Saudações, viajantes. O tema do qual quero abordar aqui vai bem ao propósito que nos congrega nesta estrada.
Por muitos anos, o famoso hexcrawl foi a base de todos os meus jogos orientados à exploração de ermos, seja como mestre ou jogador. No começo, todos se empolgavam. Gastávamos horas para comprar equipamentos e meticulosamente pensar em cada etapa da expedição enquanto aprendíamos a arte do montanhismo como escoteiros ávidos. Era o ritual de preparo do mestre fazer um mapa detalhado dividido em hexágonos horizontais (porque estes correspondem bem às direções cardeais e colaterais), com a esperança de que os jogadores se sentissem em um parque de diversões, enfim, aquele conceito vulgarmente chamado de "sandbox". Cada dia de viagem era um hexágono distinto, com riscos de se perder e contabilidade de suprimentos consumidos. Rolava-se 1d6 a cada tanto para definir se havia um encontro aleatório, e, caso ocorresse uma série considerável desses, a morte era certa. Coitado daquele que negligenciasse bendita e mui necessária água! Não que eu ache a administração de suprimentos ruim, eu ainda a aprecio bastante, mas, com a hiperexposição, o esquema geral começou a ficar menos atraente para mim.

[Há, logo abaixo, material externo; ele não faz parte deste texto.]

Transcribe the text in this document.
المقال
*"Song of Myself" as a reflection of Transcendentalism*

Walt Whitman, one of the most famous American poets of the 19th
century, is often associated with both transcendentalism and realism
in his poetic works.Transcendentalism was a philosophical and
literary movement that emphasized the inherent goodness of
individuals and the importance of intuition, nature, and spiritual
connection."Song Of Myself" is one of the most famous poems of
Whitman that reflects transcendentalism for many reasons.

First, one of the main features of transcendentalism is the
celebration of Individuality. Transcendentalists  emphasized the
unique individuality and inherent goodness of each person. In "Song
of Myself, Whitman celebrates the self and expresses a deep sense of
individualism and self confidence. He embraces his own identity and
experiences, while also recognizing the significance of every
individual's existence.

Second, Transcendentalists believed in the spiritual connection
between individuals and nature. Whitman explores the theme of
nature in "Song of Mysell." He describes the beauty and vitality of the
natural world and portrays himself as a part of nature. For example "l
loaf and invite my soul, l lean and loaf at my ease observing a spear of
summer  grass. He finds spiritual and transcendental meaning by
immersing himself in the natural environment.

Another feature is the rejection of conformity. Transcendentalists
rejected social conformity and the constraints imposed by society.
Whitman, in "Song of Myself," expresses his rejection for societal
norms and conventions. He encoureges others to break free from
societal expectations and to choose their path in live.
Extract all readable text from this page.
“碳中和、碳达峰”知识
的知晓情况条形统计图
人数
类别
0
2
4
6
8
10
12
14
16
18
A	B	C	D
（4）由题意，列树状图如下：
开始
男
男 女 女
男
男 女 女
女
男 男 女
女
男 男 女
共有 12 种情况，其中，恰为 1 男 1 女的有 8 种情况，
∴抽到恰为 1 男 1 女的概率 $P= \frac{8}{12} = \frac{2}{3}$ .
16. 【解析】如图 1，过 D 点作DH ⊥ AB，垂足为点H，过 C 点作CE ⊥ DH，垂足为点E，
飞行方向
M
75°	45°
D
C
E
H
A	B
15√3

Descortinar palavras poéticas para descrever cada hexágono em viagens de muitos dias passou a ser uma tarefa desgastante, encontros aleatórios ficaram insípidos e redundantes. Já não aguentava mais aquelas tais 1dX criaturas com outras 1dX para apimentar o jogo, tudo isso a uma distância de tantos metros e um teste de reação, se fosse aplicável. Quando a viagem era curta, isso até me era tolerável. Mas sempre queria explorar mais e mais, e assim, o que era mágico passou a ser rotineiro e tedioso. Eis que chegamos à questão: abandonar o hexcrawl? Substituir pelo engenhoso pointcrawl? Não queria desistir da exploração, só queria que fosse mais direcionada, mais bem realçada. Mas o que fazer?
Imagine, em filmes como "O Senhor dos Anéis", se fossemos forçados a assistir a jornada em escala e tempo real? São milhares de quilômetros! Quantos dias deverão ser dispendidos com aquela rotina básica de "faço uma ronda, subtraio ração e água, investigo aquele barulho [inserir encontro aleatório qualquer], faço meu descanso longo e acordo para decidir o próximo movimento"? Não. Isso seria uma tortura. Então por que nos torturaríamos assim em um jogo? Não é preciso.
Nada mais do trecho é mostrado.